Here the story would end were it not for Luke Kaven. While participating in a graduate internship program at Rutgers University in New Brunswick, N.J., Kaven got hooked on Smalls, with its all-night sessions, close community and culture of openness. He decided to start a record label to document the Smalls scene and focus on the player who was acknowledged as its master-Frank Hewitt.
Kaven recorded the material for We Loved You and Not Afraid to Live (Smalls) in 2001 and 2002, and he has enough unreleased material for approximately five more discs. Those who discover the pianist for the first time through these piano trio recordings-which is to say, almost everyone who hears them-will be shocked, delighted and baffled. Hewitt’s incandescent creativity and style sounds inevitable, a logical and necessary extension of the work of his three great predecessors: Thelonious Monk (in Hewitt’s clanking left-hand dissonances and ferocious right-hand tremolos), Bud Powell (the speed, lucidity and hammering touch, and also his darkness) and especially Elmo Hope (in the density of ideas, irregular phrases, surprising accents, chord patterns and, again, his darkness).
Hewitt uses their jagged, often turbulent musical languages in the service of dramatic narrative. In his trills, ornaments and sweeping flourishes, a hard-won, unsentimental romanticism prevails. But unlike Monk, Powell and Hope, Hewitt was not a notable composer. His repertoire is the Great American Songbook and jazz standards, and his interpretative assaults on pieces like “Polka Dots and Moonbeams” and “Green Dolphin Street” are exhaustive and definitive.
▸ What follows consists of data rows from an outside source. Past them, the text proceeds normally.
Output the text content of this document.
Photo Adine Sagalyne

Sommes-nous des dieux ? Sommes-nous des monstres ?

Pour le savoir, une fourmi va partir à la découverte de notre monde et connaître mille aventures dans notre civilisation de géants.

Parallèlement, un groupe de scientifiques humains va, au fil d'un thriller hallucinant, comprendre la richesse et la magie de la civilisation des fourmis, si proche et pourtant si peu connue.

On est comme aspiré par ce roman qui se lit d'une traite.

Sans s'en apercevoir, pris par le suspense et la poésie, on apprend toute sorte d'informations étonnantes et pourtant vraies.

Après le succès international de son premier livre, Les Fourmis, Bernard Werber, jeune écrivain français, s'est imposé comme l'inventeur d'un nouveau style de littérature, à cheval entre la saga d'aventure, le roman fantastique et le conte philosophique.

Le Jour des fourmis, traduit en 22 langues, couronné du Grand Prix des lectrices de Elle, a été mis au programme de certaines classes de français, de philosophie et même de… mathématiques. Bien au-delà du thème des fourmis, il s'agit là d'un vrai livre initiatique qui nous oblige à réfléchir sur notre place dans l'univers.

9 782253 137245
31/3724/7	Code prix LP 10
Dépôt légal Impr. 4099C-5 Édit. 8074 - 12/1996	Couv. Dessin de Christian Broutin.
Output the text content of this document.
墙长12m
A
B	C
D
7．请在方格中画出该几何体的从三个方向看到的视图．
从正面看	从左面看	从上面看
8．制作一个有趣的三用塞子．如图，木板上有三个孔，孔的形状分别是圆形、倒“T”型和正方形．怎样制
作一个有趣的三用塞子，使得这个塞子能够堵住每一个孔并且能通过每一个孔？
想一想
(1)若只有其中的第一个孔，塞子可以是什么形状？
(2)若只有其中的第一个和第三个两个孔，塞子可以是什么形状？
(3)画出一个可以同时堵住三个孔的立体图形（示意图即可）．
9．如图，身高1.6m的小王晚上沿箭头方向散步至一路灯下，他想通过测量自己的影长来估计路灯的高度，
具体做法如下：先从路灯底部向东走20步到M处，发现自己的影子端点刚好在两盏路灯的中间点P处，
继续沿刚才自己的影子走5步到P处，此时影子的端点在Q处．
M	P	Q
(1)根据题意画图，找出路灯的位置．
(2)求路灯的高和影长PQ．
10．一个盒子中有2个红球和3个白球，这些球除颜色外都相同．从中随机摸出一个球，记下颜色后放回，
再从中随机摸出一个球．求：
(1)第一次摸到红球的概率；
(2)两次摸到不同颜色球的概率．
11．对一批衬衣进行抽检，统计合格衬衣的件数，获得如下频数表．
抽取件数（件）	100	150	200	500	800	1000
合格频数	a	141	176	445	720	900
So how could an artist of this importance-who did not die young, retained his creative powers to the end and lived and worked his entire life in the jazz capital of the world-remain so unknown in his lifetime?
In late March 2005, between sets at Smalls, three members of the band Across 7th Street share memories of Hewitt. Ari Roland, Hewitt’s bass player of choice, appears on the two Hewitt CDs, and his arco solos are like twisting filaments of bright song threaded through the pianist’s deep textures. “Frank used to say, ‘Every time you play, make it like it’s going to be your last time,'” Roland says. “Frank’s whole thing was, every single time, no matter who it was with-Louis Hayes, or Art Blakey, or the single worst drummer in the world at a jam session-he was going to play hard, as hard as he could. For Frank it was like, ‘This is what I do in my life. You may like it, you may not like it, but I’m going to give you exactly who I am, every single time.’ And man, the consistency was frightening.”
Alto/tenor saxophonist Chris Byars, who collaborated often with Hewitt at Smalls, says, “I don’t think there was anybody faster than Frank. Nobody on any instrument could take this guy.”
When pianist Sacha Perry started out he followed Hewitt around, getting to know him and his strong personality. “He was an intransigent man. To Frank, asking for a gig was like kissing ass, and he wasn’t going to kiss ass to any mortal,” Perry says.
Roland adds, “I believe it was a kind of perfect storm. There was Frank’s personality-very difficult and prideful. There was his alcoholism and drug addiction. Timing was also a factor. If he had come up in 1945, or even 1950, he might have had a better shot. But by the time Frank was fully formed, styles had changed. And of course, there was the music industry not wanting to hear anything real.”
On his way out the door for the next set, Roland remembers something else. “When Frank met young musicians who were complaining about the scene or whatever, he would always say, ‘Never stop. Never stop playing. I never stopped playing.’ Man, Frank had day jobs his whole life. But he always played hard, and he never stopped.”